Blacktip sharks showing curiosity towards divers has been reported, but they remain at a safe distance. Under most circumstances, these timid sharks are not regarded as highly dangerous to humans. However, they may become aggressive in the presence of food, and their size and speed invite respect. As of 2008, the International Shark Attack File lists 28 unprovoked attacks (one fatal) and 13 provoked attacks by this species. Blacktip sharks are responsible annually for 16% of the shark attacks around Florida. Most attacks by this species result in only minor wounds.
As one of the more common large sharks in coastal waters, the blacktip shark is caught in large numbers by commercial fisheries throughout the world, using longlines, fixed-bottom nets, bottom trawls, and hook-and-line. The meat is of high quality and marketed fresh, frozen, or dried and salted. In addition, the fins are used for shark fin soup, the skin for leather, the liver oil for vitamins, and the carcasses for fishmeal. Blacktip sharks are one of the most important species to the northwestern Atlantic shark fishery, second only to the sandbar shark (C. plumbeus). The flesh is considered superior to that of the sandbar shark, resulting in the sandbar and other requiem shark species being sold under the name "blacktip shark" in the United States. The blacktip shark is also very significant to Indian and Mexican fisheries, and is caught in varying numbers by fisheries in the Mediterranean and South China Seas, and off northern Australia.

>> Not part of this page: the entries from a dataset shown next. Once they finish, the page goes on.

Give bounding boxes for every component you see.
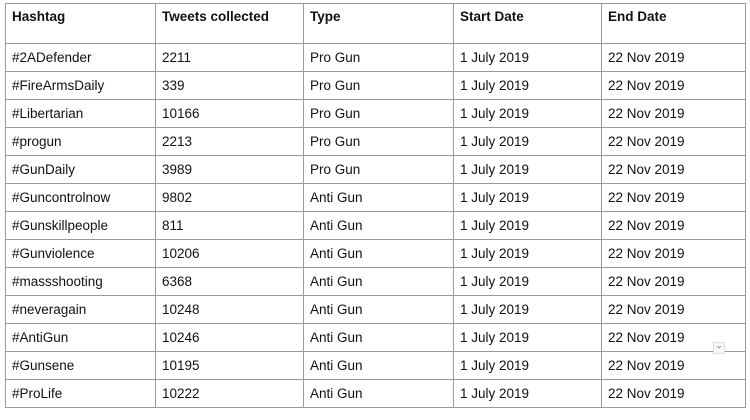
cell-end-date: 22 Nov 2019 [601,211,746,240]
cell-end-date: 22 Nov 2019 [601,239,746,268]
cell-end-date: 22 Nov 2019 [601,267,746,296]
cell-end-date: 22 Nov 2019 [601,99,746,128]
cell-hashtag: #2ADefender [5,43,156,72]
table-row: #AntiGun 10246 Anti Gun 1 July 2019 22 Nov 2… [5,323,746,352]
table-row: #Guncontrolnow 9802 Anti Gun 1 July 2019 22 … [5,183,746,212]
table-row: #GunDaily 3989 Pro Gun 1 July 2019 22 Nov 20… [5,155,746,184]
cell-start-date: 1 July 2019 [453,323,602,352]
table-row: #FireArmsDaily 339 Pro Gun 1 July 2019 22 No… [5,71,746,100]
header-row: Hashtag Tweets collected Type Start Date… [5,3,746,44]
table-row: #ProLife 10222 Anti Gun 1 July 2019 22 Nov 2… [5,379,746,408]
header-start-date: Start Date [453,3,602,44]
cell-hashtag: #Guncontrolnow [5,183,156,212]
cell-type: Pro Gun [303,127,454,156]
cell-tweets-collected: 811 [155,211,304,240]
cell-hashtag: #massshooting [5,267,156,296]
table-row: #2ADefender 2211 Pro Gun 1 July 2019 22 Nov … [5,43,746,72]
cell-tweets-collected: 9802 [155,183,304,212]
cell-tweets-collected: 339 [155,71,304,100]
table-row: #progun 2213 Pro Gun 1 July 2019 22 Nov 2019 [5,127,746,156]
cell-type: Anti Gun [303,211,454,240]
cell-type: Anti Gun [303,379,454,408]
chevron-down-icon[interactable] [713,342,725,354]
cell-hashtag: #FireArmsDaily [5,71,156,100]
cell-end-date: 22 Nov 2019 [601,155,746,184]
hashtag-table-container: Hashtag Tweets collected Type Start Date… [5,3,746,408]
cell-start-date: 1 July 2019 [453,99,602,128]
cell-type: Pro Gun [303,43,454,72]
table-body: #2ADefender 2211 Pro Gun 1 July 2019 22 Nov … [5,43,746,408]
cell-hashtag: #ProLife [5,379,156,408]
cell-tweets-collected: 6368 [155,267,304,296]
cell-end-date: 22 Nov 2019 [601,183,746,212]
cell-tweets-collected: 10248 [155,295,304,324]
cell-tweets-collected: 10246 [155,323,304,352]
table-row: #Gunviolence 10206 Anti Gun 1 July 2019 22 N… [5,239,746,268]
header-end-date: End Date [601,3,746,44]
cell-start-date: 1 July 2019 [453,155,602,184]
cell-hashtag: #AntiGun [5,323,156,352]
cell-start-date: 1 July 2019 [453,127,602,156]
cell-type: Anti Gun [303,351,454,380]
cell-end-date: 22 Nov 2019 [601,295,746,324]
cell-tweets-collected: 10222 [155,379,304,408]
cell-start-date: 1 July 2019 [453,239,602,268]
cell-hashtag: #Libertarian [5,99,156,128]
cell-type: Anti Gun [303,183,454,212]
cell-tweets-collected: 2211 [155,43,304,72]
cell-hashtag: #progun [5,127,156,156]
table-row: #Gunsene 10195 Anti Gun 1 July 2019 22 Nov 2… [5,351,746,380]
header-type: Type [303,3,454,44]
table-row: #Gunskillpeople 811 Anti Gun 1 July 2019 22 … [5,211,746,240]
cell-start-date: 1 July 2019 [453,267,602,296]
cell-hashtag: #Gunsene [5,351,156,380]
cell-hashtag: #neveragain [5,295,156,324]
cell-type: Pro Gun [303,99,454,128]
hashtag-table: Hashtag Tweets collected Type Start Date… [5,3,746,408]
cell-type: Anti Gun [303,323,454,352]
cell-type: Anti Gun [303,239,454,268]
cell-start-date: 1 July 2019 [453,71,602,100]
cell-start-date: 1 July 2019 [453,379,602,408]
cell-end-date: 22 Nov 2019 [601,71,746,100]
cell-type: Anti Gun [303,267,454,296]
cell-start-date: 1 July 2019 [453,351,602,380]
cell-hashtag: #GunDaily [5,155,156,184]
cell-hashtag: #Gunskillpeople [5,211,156,240]
cell-tweets-collected: 3989 [155,155,304,184]
cell-tweets-collected: 2213 [155,127,304,156]
table-row: #Libertarian 10166 Pro Gun 1 July 2019 22 No… [5,99,746,128]
cell-type: Anti Gun [303,295,454,324]
cell-tweets-collected: 10206 [155,239,304,268]
table-header: Hashtag Tweets collected Type Start Date… [5,3,746,44]
cell-start-date: 1 July 2019 [453,211,602,240]
cell-tweets-collected: 10195 [155,351,304,380]
table-row: #massshooting 6368 Anti Gun 1 July 2019 22 N… [5,267,746,296]
header-hashtag: Hashtag [5,3,156,44]
cell-start-date: 1 July 2019 [453,295,602,324]
cell-end-date: 22 Nov 2019 [601,351,746,380]
table-row: #neveragain 10248 Anti Gun 1 July 2019 22 No… [5,295,746,324]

The blacktip shark is popular with recreational anglers in Florida, the Caribbean, and South Africa. It is listed as a game fish by the International Game Fish Association. Once hooked, this species is a strong, steady fighter that sometimes jumps out of the water. Since 1995, the number of blacktip sharks taken by recreational anglers in the United States has approached or surpassed the number taken by commercial fishing. The International Union for Conservation of Nature has assessed the blacktip shark as Vulnerable, as its low reproductive rate renders it vulnerable to overfishing. The United States and Australia are the only two countries that manage fisheries catching blacktip sharks. In both cases, regulation occurs under umbrella management schemes for multiple shark species, such as that for the large coastal sharks category of the US National Marine Fisheries Service Atlantic shark Fisheries Management Plan. No conservation plans specifically for this species have been implemented.